Con la Riforma dello Studio nel 1771 si avviarono laboriose fasi di risarcimento e ampliamento degli istituti universitari di Palazzo Paradiso che interessarono anche il Museo. Riminaldi infatti volle attuare un processo di revisione completo, in antitesi all’assetto del Bellini e in vista degli ariosi allestimenti che riteneva necessari per esaltare il gusto classico o moderno dei doni che andava raccogliendo a Roma.

A tal fine tra 1778 e 1781 sovrintende ai lavori per insediare il Museo al piano nobile del palazzo, negli ambienti attigui al Poggiolo, intendendo collocare negli spazi liberati dell’ammezzato le raccolte naturalistiche, i gessi e le stampe. Ancora oggi se si sale nella galleria alla sommità dello scalone di Palazzo Paradiso l’epigrafe che sovrasta l’accesso alla Sala Rossa ricorda il trasferimento del Museo e la munificenza del Riminaldi. Furono gli anni in cui non passava stagione senza che il prelato ferrarese da Roma non organizzasse spedizioni per terra e per mare, affinché nella città natale si magnificasse il suo nome attraverso i doni al “nuovo Museo”. Il portale di Palazzo Schifanoia, disegno di Antonio Furlanetto, 1915

Dal 1788 in poi, vuoi per una sorta di disinteresse nei confronti di progetti che forse rivelavano una troppa marcata ambizione personale, vuoi per il timore di furti, vuoi per l’assenza della figura di custode, il Museo aprì e chiuse i battenti in tempi alterni ancora prima che il cardinale morisse e per tutta la prima metà dell’Ottocento. Attorno al 1850 a Palazzo Paradiso rimanevano ancora insediate la Biblioteca pubblica, in tendenziale ampliamento, e il Museo: Giuseppe Antonelli coadiuvato da Giuseppe Boschini ne risollevò le sorti riconsegnandolo alla originale fisionomia di gabinetto didattico della storia.

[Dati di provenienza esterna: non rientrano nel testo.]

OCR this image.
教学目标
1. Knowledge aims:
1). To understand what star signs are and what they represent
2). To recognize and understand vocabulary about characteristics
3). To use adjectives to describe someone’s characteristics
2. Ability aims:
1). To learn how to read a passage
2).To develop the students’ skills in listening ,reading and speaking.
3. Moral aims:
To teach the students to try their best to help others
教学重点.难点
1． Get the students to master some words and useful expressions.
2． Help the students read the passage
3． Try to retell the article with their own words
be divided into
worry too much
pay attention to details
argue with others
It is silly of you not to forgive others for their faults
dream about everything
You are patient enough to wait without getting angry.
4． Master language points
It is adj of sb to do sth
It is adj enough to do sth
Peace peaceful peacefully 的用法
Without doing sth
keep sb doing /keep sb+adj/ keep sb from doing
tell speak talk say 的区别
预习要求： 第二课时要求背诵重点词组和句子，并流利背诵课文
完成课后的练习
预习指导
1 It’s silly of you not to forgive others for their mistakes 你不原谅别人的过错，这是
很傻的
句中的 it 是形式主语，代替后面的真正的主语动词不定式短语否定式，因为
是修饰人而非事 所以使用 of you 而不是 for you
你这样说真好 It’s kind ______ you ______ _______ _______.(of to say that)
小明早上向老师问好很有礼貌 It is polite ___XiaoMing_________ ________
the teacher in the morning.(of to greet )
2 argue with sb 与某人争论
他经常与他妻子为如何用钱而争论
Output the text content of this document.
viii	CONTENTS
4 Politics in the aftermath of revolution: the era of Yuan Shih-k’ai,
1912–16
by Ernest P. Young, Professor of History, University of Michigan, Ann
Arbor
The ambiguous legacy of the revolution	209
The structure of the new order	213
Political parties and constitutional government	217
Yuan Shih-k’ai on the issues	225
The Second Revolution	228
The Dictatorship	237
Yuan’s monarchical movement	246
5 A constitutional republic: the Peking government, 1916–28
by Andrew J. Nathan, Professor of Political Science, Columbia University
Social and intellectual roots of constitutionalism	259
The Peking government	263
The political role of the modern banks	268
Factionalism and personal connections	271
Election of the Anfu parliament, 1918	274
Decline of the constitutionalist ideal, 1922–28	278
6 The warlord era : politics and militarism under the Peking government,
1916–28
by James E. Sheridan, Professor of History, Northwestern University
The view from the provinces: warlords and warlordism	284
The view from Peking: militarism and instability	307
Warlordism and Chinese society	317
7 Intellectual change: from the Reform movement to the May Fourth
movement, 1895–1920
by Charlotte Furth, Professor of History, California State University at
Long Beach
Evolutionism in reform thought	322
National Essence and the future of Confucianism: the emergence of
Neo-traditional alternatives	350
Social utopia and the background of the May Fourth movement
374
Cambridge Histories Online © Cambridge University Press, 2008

In questo quadro le opere d’arte furono oggetto di trasferimenti e di rientri non sempre registrati con cura; si innescarono processi di dispersione tali da rendere ben presto poco identificabile la raccolta riminaldiana nel suo insieme. Per cura di Giuseppe Boschini nel 1852 si affrontò la riorganizzazione sistematica delle collezioni archeologiche trasferendole nelle sale a destra della torretta, mentre molti dei materiali lapidei e numerosi dipinti tra cui una serie di ritratti di uomini illustri donati da Riminaldi furono ridistribuiti in tempi diversi tra Palazzo Paradiso, Palazzo dei Diamanti e la sede municipale. Nel 1898 le collezioni antiquarie uscirono da Palazzo Paradiso inaugurando Schifanoia.